In another post, a while ago, as a confirmed member of the Liberal Democrats, I wrote this:
I have to ask myself, where else could I go? I may not be a rabid anti-Tory (I have a former SU colleague who is a Tory backbencher, and I acknowledge Winston Churchill as one of my political heroes) but I’m certainly not one myself – I do not believe in total free-market economics, that the market will always do the right thing if given time, that the smaller government is the better. I am no socialist either (though Clement Atlee and John Smith are further political heroes, and I realise some might disagree with labeling them socialists anyway) – I do not believe that the state (being the tool of the people) should own the means of production, that the tax system (or at least the income tax system) should go beyond progressive and be punitive. I am not a Labourite either (though I have many wonderful friends who are members of a party that has done much good for this country) – here my difficulties are more personal: in the days after the election, and in recent days [and months] too much of what I have seen and heard from Labour people has been incredibly tribalist, of the ‘if you’re not with us you’re against us’ kind of thinking that I have great difficulty with – I prefer debate and measured disagreement, an openness to being wrong as well as an ability to argue why one is right, and too often for my liking the response from some Labourites (and I acknowledge not all are alike) has been, “You’re a LibDem, your party sided with the Tories, you clearly don’t understand, oh and by the way that makes you a [add name(s) here]”…
I am pro-Europe (though I recognise entry into the Euro is a no-go currently, if ever), pro-immigration, pro-civil liberties, pro-progressive tax, pro-debate, pro-Proportional Representation, pro-education as education not economics, and pro-participation in politics (both inside and outside of political parties). Of all the parties it seems to me that the LibDems are still the party that best matches my political thinking. Can I bring myself to leave them after what is (relatively) a pretty long time – I have been an active supporter, voter, Member and party worker since I first developed an interest in politics in the mid-90s? I really don’t know.
Yesterday I made that decision, and today I followed it through: I picked up the phone, called the party headquarters, and cancelled my membership.
I am now officially what the Americans refer to as a registered independent – registered to vote but with no confirmed political allegiance. I’m still a left-leaning liberal, and the decision to leave the LibDems did not come easily at all, but in the end I couldn’t keep being a member of a party that while in government supports the myths and lies shown up by the Truth and Lies About Poverty report. In recent days, as the planned changes to the tax and benefit systems in this country have come into effect, the government have gone on the major offensive to defend themselves from accusations from churches, trades unions, charities, other political parties, and other groups and individuals, that such changes will have a drastic effect on the poorest in society, and are part of a deliberately ideological change masquerading under the cover of economic necessity.
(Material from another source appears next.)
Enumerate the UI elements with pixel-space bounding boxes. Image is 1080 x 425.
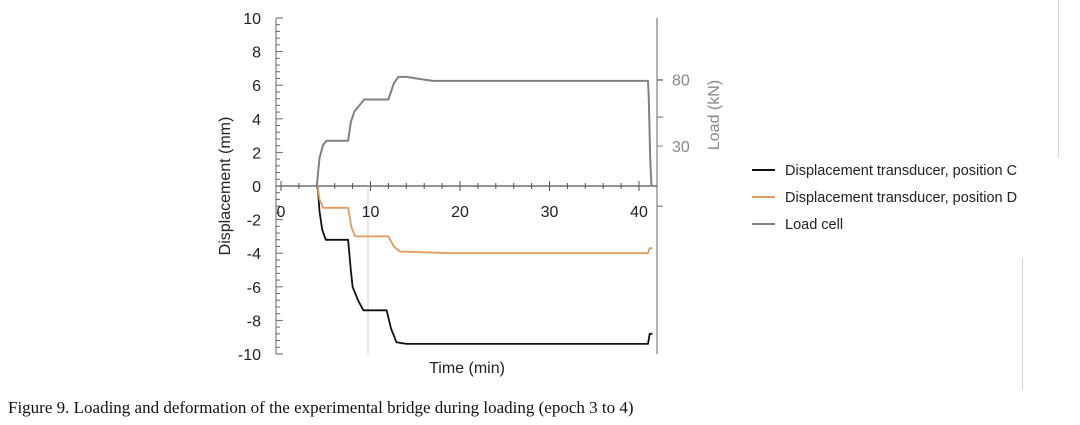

These moves, such as those by Tory Party Chairman Grant Schapps and Chancellor of the Exchequer George Osborne (no relation!), have continued to suggest the myths exposed by the Truth & Lies report are true. Because they are part of the government these attacks can be seen as coming from the LibDems as well as the Conservatives. LibDem Secretaries and Ministers of State may not agree with the way things are being handled but their hands are tied.
I cannot have my hands tied. I am a minister not of the State but of the Church. I must be free to speak the truth to all. It is no longer possible for me to be tied to one party – especially when the party I would most naturally belong to is tied into a government that is carrying out what I believe to be a terribly destructive attack on the most vulnerable in our society, those very ones Christ tells us we must care for if we are to care for him.
This is not a step in my formation I expected to take. I have always argued ministers should be engaged with the political processes of their country, and that includes being involved with political parties – although I have also argued it must be done in a pastorally careful and sensitive way. It feels strange being politically adrift after so long tied to one particular ship, but it also feels like the right thing. Who knows who I will vote for at the upcoming local elections (maybe it’ll even be Mebyon Kernow!), but I will take part, I’ll just do it free from paid-up allegiances and tied only to my allegiance to the one who has called me to follow him!
Wherever you stand politically, travel well.